Estuve en Madrid. Un rato
apenas, lo justo para registrar los colores pastel de la vida
contemporánea. La bella y amable Monique me dejó de nuevo instalar
mi humanidad en ese piso compartido con otras cuatro chicas. Cuando
llegué, una de ellas estaba en la cocina pimplándose una botella de
Rioja en un gesto autocelebratorio de arquitecta premiada. Su estudio
había ganado un concurso para construir en Qatar una expo olímpica
de 4000 metros cuadrados donde se diera nota de qué fueron y podrían
ser los Juegos Olímpicos costeados por petrodolares en el espacio
tan remoto como hortera de Qatar. Me dio la impresión de que la
joven intentaba beber para olvidar. No me extrañó.
Por la mañana, salí
temprano para coger el metro y surcar la periferia. En el frío
galáctico del amanecer, vi imágenes horrendas de lo que muy pronto
ocurrirá (si es que no ocurre ya) en las ciudades de provincia por
pura mímesis: dos jóvenes se dedicaban a recoger botellas
abandonadas de un botellódromo improvisado al lado de la Puerta
de Hierro, mientras que el servicio de limpieza hacía lo propio a
escasos metros.
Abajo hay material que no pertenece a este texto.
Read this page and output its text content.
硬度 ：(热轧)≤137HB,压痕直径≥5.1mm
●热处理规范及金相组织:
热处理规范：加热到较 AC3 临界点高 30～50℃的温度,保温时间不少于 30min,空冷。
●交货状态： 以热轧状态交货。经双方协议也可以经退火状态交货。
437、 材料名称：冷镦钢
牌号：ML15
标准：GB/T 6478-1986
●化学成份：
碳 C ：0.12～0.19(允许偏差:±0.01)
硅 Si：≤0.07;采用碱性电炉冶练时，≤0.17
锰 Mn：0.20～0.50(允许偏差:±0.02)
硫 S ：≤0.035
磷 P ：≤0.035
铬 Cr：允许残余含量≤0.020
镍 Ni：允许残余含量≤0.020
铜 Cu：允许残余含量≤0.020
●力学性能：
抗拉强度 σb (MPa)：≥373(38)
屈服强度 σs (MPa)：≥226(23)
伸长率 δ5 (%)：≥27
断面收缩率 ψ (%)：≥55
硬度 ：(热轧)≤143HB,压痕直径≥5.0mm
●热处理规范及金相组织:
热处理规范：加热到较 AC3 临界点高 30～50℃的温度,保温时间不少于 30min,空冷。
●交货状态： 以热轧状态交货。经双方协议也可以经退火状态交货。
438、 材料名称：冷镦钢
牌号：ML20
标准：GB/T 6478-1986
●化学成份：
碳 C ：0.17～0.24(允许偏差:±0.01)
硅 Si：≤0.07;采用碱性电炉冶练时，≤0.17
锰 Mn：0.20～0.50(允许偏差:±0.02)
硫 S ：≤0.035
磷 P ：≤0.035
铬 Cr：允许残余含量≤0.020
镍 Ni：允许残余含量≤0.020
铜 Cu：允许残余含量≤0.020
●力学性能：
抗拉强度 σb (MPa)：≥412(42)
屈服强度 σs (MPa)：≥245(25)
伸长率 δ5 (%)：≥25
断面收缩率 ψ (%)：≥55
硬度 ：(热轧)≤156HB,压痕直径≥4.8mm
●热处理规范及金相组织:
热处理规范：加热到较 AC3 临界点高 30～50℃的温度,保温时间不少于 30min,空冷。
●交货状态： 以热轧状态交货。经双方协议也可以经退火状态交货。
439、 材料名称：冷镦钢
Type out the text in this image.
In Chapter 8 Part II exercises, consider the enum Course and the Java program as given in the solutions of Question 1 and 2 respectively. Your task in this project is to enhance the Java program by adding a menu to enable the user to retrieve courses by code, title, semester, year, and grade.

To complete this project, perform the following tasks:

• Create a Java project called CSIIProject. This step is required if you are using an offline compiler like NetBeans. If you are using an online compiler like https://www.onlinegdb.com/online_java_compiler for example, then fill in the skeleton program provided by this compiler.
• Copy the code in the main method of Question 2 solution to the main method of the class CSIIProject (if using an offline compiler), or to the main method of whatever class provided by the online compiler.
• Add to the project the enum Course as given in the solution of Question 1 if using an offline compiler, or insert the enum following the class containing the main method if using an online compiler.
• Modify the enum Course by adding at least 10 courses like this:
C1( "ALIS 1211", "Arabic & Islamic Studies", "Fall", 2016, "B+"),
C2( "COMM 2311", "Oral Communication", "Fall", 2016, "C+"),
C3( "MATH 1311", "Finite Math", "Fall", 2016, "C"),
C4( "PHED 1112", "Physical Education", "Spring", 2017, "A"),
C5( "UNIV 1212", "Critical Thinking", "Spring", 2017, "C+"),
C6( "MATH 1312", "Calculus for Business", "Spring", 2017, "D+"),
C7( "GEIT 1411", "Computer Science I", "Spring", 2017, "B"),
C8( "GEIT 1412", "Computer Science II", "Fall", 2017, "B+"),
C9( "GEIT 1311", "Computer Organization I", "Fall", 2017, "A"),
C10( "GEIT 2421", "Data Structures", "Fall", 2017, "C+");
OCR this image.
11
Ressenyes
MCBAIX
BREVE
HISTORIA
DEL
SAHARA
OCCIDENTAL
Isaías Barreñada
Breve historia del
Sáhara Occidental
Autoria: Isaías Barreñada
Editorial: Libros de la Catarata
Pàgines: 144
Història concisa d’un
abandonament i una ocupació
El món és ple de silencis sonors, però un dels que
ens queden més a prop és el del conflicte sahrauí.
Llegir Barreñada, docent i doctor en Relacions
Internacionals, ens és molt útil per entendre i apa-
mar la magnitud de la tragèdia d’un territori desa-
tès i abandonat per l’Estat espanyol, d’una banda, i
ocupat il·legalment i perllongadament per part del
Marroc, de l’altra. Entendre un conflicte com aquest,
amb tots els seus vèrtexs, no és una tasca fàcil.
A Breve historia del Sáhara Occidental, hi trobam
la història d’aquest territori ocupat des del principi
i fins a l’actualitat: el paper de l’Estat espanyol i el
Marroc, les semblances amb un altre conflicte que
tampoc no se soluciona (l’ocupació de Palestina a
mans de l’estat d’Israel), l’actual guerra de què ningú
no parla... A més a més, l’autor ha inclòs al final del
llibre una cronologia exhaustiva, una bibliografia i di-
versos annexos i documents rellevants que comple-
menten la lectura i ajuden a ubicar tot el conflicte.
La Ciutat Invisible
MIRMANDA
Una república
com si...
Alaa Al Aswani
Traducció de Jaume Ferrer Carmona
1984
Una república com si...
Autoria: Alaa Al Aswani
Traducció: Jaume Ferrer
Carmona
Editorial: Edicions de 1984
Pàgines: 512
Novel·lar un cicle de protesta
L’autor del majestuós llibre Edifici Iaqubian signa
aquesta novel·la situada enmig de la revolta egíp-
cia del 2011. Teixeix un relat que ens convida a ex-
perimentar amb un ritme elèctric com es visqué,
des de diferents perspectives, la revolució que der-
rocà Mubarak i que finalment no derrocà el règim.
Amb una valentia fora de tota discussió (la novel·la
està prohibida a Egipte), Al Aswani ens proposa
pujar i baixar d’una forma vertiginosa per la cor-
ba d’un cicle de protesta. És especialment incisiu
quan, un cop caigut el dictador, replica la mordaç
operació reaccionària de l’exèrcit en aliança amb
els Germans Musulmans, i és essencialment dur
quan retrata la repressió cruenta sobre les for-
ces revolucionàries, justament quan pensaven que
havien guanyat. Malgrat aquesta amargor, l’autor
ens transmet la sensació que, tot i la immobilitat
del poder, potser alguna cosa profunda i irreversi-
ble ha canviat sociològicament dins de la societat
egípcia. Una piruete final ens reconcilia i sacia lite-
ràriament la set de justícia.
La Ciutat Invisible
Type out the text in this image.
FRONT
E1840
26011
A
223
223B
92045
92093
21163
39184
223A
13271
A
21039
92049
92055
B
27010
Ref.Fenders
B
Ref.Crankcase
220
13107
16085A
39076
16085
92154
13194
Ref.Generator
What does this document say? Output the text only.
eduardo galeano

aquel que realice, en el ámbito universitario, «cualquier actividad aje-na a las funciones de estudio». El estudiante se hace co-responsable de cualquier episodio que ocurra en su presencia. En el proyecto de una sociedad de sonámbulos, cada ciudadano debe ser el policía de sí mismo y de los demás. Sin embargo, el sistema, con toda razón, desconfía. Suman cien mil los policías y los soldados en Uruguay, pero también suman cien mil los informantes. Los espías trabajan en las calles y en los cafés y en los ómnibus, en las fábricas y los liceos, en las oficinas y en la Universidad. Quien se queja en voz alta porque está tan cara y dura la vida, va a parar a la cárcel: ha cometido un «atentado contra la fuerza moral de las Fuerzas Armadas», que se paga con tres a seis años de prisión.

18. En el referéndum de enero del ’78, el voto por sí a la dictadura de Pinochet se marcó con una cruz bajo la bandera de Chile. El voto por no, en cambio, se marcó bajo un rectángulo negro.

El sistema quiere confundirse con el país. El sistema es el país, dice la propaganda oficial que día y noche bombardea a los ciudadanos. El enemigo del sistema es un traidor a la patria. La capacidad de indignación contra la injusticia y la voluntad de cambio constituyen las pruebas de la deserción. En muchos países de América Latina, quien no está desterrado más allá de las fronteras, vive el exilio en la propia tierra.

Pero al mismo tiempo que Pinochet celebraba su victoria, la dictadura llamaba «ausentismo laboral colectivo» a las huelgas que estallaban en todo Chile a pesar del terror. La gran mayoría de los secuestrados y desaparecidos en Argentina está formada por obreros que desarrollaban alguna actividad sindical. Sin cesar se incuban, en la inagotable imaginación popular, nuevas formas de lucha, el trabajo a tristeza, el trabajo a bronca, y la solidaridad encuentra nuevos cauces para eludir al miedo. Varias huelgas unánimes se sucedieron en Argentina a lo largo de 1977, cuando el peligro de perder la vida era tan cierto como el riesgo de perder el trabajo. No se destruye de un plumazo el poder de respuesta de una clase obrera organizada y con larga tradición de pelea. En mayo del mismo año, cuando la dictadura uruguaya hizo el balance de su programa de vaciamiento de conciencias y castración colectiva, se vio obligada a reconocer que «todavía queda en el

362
Alcohol de segundo buche, pues en su búsqueda
cataban con desgarbada postura los elixires de los malos cálculos y
el hartazgo de adolescentes que beben maquinalmente por no caer en la
cuenta de que la vida de ahora ya emborracha por sí sola. En el
metro seguí observando cual entomólogo las pequeñas vidas de mis
congéneres. Al igual que existía un alcoholismo de segundo buche,
también, en las entrañas del metro, existían otras manifestaciones
del frío espiritual que recorre Occidente. Determiné que hay una
forma de amor no catalogada en las bibliografías al uso y que podría
denominarse Amor de Prosegur.
Hombres desfondados humanamente, seguratas
a 700 pavos brutos el jornal, requebrando todas las mañanas a
limpiadoras y taquilleras igualmente hastiadas.
Camino
de Las Rozas, se me ofrecieron vistas del show business
favorito de hace una década: el hormigón podrido de urbanizaciones
a medio hacer, las soledades del piso piloto y el eco demente de las
obras sin finalizar. Menos mal que Guadarrama estaba nevada a lo
lejos y que el sol escamoteaba estas visiones de arquitectura fallida
con sus caprichosos juegos en la niebla.
Amigos,
vivir en la City tiene sus mermas, pero creo que aún, como decía mi
amiga Geraldine de sus paisanos parisinos, aún no tenemos la cara
cuadrada de los habitantes de las grandes urbes. Vayan a Madrid con
el firme propósito de disfrutar, pero también de volver. Salud.